Problem with mapping a key to multiple characters (Unicode + diacritic symbol)

Ken Moffat zarniwhoop at ntlworld.com
Thu Mar 14 19:53:33 UTC 2019


On Thu, Mar 14, 2019 at 07:42:14PM +0100, Pierre-Luc Angles wrote:
> Dear Ilya, dear all,
> 
> Thanks again.
> 
> My full xkb mapping is the following. I have not added all the Compose keys
> but just i_breve_below to test it (note that it is not a i without dot but a
> normal i with a breve below and that the i withoutdot is combined with a
> half ring above.
> 
> partial alphanumeric_keys
> xkb_symbols "oss" {
> 
>     include "latin"
>     include "level3(ralt_switch)"
>     include "nbsp(level4n)"
>     include "keypad(oss)"
> 
>     name[Group1]="translitt";
> 
>     // First row
>     key <TLDE>	{ [      	   U1E95,    		 U1E94,          	   U021D,   	
> U021C ] }; // ẕ Ẕ ȝ Ȝ
>     key <AE01>	{ [        ampersand,                1, i_breve_below, 	 	
> U032F ] }; // & 1 i+̯  U0069+U032F i and Combining Inverted Breve Below and
> dead inverted breve below  auparavant on trouvait deadUnderscoreacute au
> lieu de U032F

Dear Pierre-Luc,

I see lots of cool and unusual glyphs in your keymap.
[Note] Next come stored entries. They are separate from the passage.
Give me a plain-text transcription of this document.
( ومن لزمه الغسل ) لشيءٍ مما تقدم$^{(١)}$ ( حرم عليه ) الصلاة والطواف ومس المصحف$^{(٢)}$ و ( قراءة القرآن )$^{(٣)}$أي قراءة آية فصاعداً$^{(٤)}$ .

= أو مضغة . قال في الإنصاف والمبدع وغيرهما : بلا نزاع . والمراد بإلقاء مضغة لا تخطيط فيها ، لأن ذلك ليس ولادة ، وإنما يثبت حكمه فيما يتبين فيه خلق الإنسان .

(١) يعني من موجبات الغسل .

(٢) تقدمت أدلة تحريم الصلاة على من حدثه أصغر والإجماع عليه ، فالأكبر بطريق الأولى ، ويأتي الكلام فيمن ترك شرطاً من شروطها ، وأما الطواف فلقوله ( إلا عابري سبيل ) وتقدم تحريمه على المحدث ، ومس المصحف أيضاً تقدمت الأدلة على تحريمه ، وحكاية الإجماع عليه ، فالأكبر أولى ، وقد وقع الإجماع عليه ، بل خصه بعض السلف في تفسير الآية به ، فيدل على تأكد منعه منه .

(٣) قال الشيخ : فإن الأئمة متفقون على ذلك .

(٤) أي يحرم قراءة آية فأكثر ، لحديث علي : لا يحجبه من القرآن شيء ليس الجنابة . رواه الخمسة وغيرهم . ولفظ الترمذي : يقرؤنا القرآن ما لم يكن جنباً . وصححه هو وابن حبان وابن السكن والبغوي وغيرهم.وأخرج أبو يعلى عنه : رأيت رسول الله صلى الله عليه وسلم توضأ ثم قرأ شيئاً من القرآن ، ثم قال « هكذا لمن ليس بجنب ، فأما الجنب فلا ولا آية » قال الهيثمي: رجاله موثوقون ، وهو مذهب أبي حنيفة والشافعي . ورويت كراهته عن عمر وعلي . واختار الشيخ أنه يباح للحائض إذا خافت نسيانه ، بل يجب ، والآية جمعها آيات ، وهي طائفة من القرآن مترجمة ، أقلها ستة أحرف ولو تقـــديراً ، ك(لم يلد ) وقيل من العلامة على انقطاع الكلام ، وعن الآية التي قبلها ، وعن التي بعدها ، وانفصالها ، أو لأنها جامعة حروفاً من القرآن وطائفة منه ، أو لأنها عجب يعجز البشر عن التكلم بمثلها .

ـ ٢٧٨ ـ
It also
appears that combining characters join to the previous character,
while "conventional" dead keys seem to apply to the following
character (at least for latin text).

One of the "fun" things of programming is what we learn of our data,
and particularly the need from time to time to try a different
approach.  AFAICS, at the moment you have not indicated what sort of
keyboard you and your users will be using (German qwertz ? American
qwerty ?  French azerty ?) - that may make a difference about how
users are accustomed to accessing certain things, and also about
what keys could be conveniently used for accessing compose
sequences.

More importantly, we do not know which letters and diacriticals you
actually *need*.  In your first post you wrote:

<i_breve_below> : "i̯"
<u_breve_below> : "u̯"
<ı_ring_above> : "ı͗"
<I_ring_above> : "I͗"
<č_dot_below> : "č̣"
<Č_dot_below> : "Č̣"
<s_macron_below> : "s̱"
<S_macron_below> : "S̱"
<H_macron_below> : "H̱"
<h_circumflex_below> : "h̭"
<H_circumflex_below> : "H̭"

but I think we have established that the breve below is actually an
inverted breve and the ring is a right partial ring (no idea of the
correct name, but it looks different from the precomposed hook).

When I read those in my mail reader (urxvt, with selected TTF
monospace fonts, and vim for editing), combining diacriticals are
either below the initiual double-quote, or between that and the
letter, but when I paste them into libreoffice writer to view them at
a much larger size, the positions vary depending on the font - DejaVu
Sans looks good, DejaVu serif too (apart from a very thing "ring"),
but Tex Gyre Heros and Droid Sans Fallback put some of them at the
right of the letter.

And that is before trying to work out "which font is providing
this glyph ?" in libreoffice.

So, for combining characters you will need to agree on a font ;-)

But there is a more basic question, prompted by your use of Yogh.
I have come across that on wikipedia in relation to anglo-saxon and
Scots, and I'm sure there are other uses - but it doesn't seem
likely to be used for transcribing ancient Egyptian.

No one keymap can *conveniently* map everything.  Exactly which
characters do you need to use for the Egyptian, and with which
modern language(s) ?

ĸen
-- 
  It is said that there are two great unsolved problems in computer
  science: naming, cache invalidation, and off-by-one errors.